Lalu dibalasnya tanya saya. “Untuk sedekah, infak, dan wakaf boleh. Tapi untuk zakat, menurutku tidak boleh karena untuk zakat ada peruntukan yang pasti, yakni delapan golongan. Meskipun kemungkinan ada ulama yang membolehkannya, tapi saya lebih memilih kehati-hatian dalam zakat, khusus untuk delapan golongan tersebut. Bahkan menurutku untuk pembangunan masjid sekalipun zakat itu tidak boleh. Begitu Daeng Sul pendapatku”.

“Maksud saya zakat harta Ustaz, bukan zakat fitrah”. Saya melanjutkan tanya pada beliau. Apa jawabnya? “Iye termasuk zakat harta, kecuali kalau delapan golongan itu udah tidak ada lagi, maka zakat harta boleh dialihkan pemanfaatannya kepada lainnya”. “Oh begitu Ustaz”, dijawabnya lagi, “Iye, itu pandangan ulama yang aku anggap sangat hati-hati. Meskipun boleh jadi ada pendapat lain yang membolehlan penggunaan zakat untuk selain delapan golongan yang telah ditetapkan Alquran”. Percakapan pun berakhir. Saya tak lupa mengirimkan emoji, tiga tanda jempol, dan tiga tanda maaf.

Berlapik pada percakapan itu, segera saya mencari delapan golongan dalam Alquran, sebagaimana yang dimaksud guru saya. Tibalah saya pada surah At-Tawbah (Pengampunan), ayat 60, berbunyi, “Sesungguhnya zakat-zakat itu, hanyalah untuk orang-orang fakir, orang-orang miskin, pengurus-pengurus zakat, para muallaf yang dibujuk hatinya, untuk (memerdekakan) budak, orang-orang yang berutang, untuk jalan Allah dan untuk mereka yang sedang dalam perjalanan, sebagai sesuatu ketetapan yang diwajibkan Allah, dan Allah Maha Mengetahui lagi Maha  Bijaksana”.

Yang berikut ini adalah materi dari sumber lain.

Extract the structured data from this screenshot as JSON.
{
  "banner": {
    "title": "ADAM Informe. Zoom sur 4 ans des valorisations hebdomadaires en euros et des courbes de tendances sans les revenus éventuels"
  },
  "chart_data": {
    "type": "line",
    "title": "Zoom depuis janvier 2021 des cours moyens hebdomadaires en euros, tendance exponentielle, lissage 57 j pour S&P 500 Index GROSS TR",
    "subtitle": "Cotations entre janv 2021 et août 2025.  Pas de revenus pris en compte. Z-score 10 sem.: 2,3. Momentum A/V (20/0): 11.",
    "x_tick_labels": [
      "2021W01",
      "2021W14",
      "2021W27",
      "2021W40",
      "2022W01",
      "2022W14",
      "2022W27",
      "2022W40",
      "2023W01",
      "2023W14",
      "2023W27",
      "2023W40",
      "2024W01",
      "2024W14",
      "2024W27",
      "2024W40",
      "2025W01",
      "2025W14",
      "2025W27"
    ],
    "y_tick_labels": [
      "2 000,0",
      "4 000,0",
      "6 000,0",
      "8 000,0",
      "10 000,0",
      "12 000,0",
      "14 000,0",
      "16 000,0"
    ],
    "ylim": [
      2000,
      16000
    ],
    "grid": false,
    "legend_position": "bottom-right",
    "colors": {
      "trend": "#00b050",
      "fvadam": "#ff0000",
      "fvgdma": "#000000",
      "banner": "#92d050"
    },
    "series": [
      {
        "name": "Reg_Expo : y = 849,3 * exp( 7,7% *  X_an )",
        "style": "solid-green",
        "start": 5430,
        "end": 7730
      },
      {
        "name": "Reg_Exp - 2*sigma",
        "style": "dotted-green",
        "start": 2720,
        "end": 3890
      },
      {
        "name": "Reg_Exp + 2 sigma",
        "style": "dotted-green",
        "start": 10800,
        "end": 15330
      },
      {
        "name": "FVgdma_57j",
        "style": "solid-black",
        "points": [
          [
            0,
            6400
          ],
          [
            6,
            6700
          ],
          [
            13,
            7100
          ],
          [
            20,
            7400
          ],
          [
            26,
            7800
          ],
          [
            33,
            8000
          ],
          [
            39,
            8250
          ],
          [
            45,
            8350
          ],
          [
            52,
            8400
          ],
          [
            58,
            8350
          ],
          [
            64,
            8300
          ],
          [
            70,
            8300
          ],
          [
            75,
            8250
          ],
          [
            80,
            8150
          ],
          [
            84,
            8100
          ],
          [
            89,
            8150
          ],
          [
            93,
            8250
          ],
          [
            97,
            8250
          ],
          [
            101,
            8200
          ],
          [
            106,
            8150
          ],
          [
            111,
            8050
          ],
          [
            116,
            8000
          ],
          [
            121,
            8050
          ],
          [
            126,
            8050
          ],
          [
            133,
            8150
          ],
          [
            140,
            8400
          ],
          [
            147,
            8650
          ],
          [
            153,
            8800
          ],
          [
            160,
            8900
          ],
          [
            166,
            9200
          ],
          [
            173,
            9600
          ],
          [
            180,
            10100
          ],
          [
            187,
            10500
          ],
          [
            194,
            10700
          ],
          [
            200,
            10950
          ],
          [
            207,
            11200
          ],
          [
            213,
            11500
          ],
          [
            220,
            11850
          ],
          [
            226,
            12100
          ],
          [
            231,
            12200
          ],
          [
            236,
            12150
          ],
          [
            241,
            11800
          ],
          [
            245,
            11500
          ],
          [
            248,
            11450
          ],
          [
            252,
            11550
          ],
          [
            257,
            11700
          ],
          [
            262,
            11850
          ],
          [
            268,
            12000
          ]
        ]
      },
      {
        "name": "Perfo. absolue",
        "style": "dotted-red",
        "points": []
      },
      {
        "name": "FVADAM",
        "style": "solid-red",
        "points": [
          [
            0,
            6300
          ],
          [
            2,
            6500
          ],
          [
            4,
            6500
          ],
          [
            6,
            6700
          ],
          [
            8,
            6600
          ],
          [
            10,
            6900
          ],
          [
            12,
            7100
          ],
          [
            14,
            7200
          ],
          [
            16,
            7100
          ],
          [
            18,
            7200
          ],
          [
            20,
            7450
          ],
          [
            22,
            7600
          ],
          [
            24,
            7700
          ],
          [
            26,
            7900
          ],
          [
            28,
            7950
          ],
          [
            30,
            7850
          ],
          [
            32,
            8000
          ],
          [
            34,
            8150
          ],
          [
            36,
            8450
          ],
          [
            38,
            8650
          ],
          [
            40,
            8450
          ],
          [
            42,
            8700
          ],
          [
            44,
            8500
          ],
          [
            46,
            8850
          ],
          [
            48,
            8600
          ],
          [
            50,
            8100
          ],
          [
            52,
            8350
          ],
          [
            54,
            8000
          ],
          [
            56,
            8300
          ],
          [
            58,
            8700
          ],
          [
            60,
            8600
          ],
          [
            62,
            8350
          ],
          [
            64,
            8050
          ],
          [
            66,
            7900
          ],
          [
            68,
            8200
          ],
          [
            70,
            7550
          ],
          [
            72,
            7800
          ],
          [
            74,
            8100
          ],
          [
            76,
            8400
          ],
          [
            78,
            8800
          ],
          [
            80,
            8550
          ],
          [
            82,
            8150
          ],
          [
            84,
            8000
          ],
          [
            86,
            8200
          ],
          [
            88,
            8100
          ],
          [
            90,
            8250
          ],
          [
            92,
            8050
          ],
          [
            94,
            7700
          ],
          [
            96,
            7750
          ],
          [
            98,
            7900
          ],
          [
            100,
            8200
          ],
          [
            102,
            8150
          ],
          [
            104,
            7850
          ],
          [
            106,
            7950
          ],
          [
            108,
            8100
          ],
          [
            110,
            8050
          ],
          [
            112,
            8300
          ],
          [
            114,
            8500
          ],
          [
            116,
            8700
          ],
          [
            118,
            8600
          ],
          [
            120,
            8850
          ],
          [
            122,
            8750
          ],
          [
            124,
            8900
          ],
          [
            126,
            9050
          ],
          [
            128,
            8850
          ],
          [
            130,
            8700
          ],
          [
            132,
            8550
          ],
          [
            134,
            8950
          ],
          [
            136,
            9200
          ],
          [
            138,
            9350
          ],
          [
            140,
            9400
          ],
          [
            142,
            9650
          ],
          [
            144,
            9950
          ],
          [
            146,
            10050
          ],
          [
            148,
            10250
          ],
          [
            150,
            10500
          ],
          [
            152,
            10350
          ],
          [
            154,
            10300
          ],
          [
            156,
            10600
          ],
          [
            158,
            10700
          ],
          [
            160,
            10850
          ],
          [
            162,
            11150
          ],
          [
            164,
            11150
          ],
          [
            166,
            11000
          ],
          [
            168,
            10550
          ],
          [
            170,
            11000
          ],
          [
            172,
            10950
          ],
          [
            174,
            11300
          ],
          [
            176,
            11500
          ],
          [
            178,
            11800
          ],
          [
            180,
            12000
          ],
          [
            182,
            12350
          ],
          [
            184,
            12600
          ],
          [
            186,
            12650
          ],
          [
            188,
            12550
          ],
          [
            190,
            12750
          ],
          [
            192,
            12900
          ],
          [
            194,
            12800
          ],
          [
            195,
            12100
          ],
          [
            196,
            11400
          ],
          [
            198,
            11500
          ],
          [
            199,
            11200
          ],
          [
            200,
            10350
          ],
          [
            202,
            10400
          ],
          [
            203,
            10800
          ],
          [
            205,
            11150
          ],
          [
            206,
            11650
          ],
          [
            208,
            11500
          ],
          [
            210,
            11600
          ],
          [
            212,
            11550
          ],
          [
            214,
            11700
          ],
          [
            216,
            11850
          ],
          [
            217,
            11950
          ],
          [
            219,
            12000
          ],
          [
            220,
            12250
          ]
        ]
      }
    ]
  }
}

Pastinya, delapan golongan itu, Fakir (orang yang tidak memiliki harta), Miskin (orang yang penghasilannya tidak mencukupi), Riqab (hamba sahaya atau budak), Gharim (orang yang memiliki banyak utang), Mualaf (orang yang baru masuk Islam), Fisabilillah (pejuang di jalan Allah), Ibnu Sabil (musyafir dan para pelajar perantauan), dan Amil Zakat (panitia penerima dan pengelola dana zakat).

Saya lalu membatin. Mestikah inisiasi saya bakal terganjal dengan kriteria yang ditetapkan dalam Alquran? Dan soal apa yang sesungguhnya ingin saya ajukan?

Sebagai pegiat literasi, saya sesungguhnya membutuhkan penafsiran baru, yang lebih progresif, atas aktifitas gerakan literasi yang lagi moncer di negeri ini, sebagai jalan keluar dari keterbelakangan anak negeri. Pada konteks ini, saya ingin menjelaskan bahwa gerakan literasi yang dikawal  oleh para pegiat literasi, adalah jalan juang untuk pengentasan kefakiran dan kemiskinan pengetahuan. Kefakiran dan kemiskinan pengetahuan tidak lebih rendah bahayanya dari kemiskinan dan kefakiran material.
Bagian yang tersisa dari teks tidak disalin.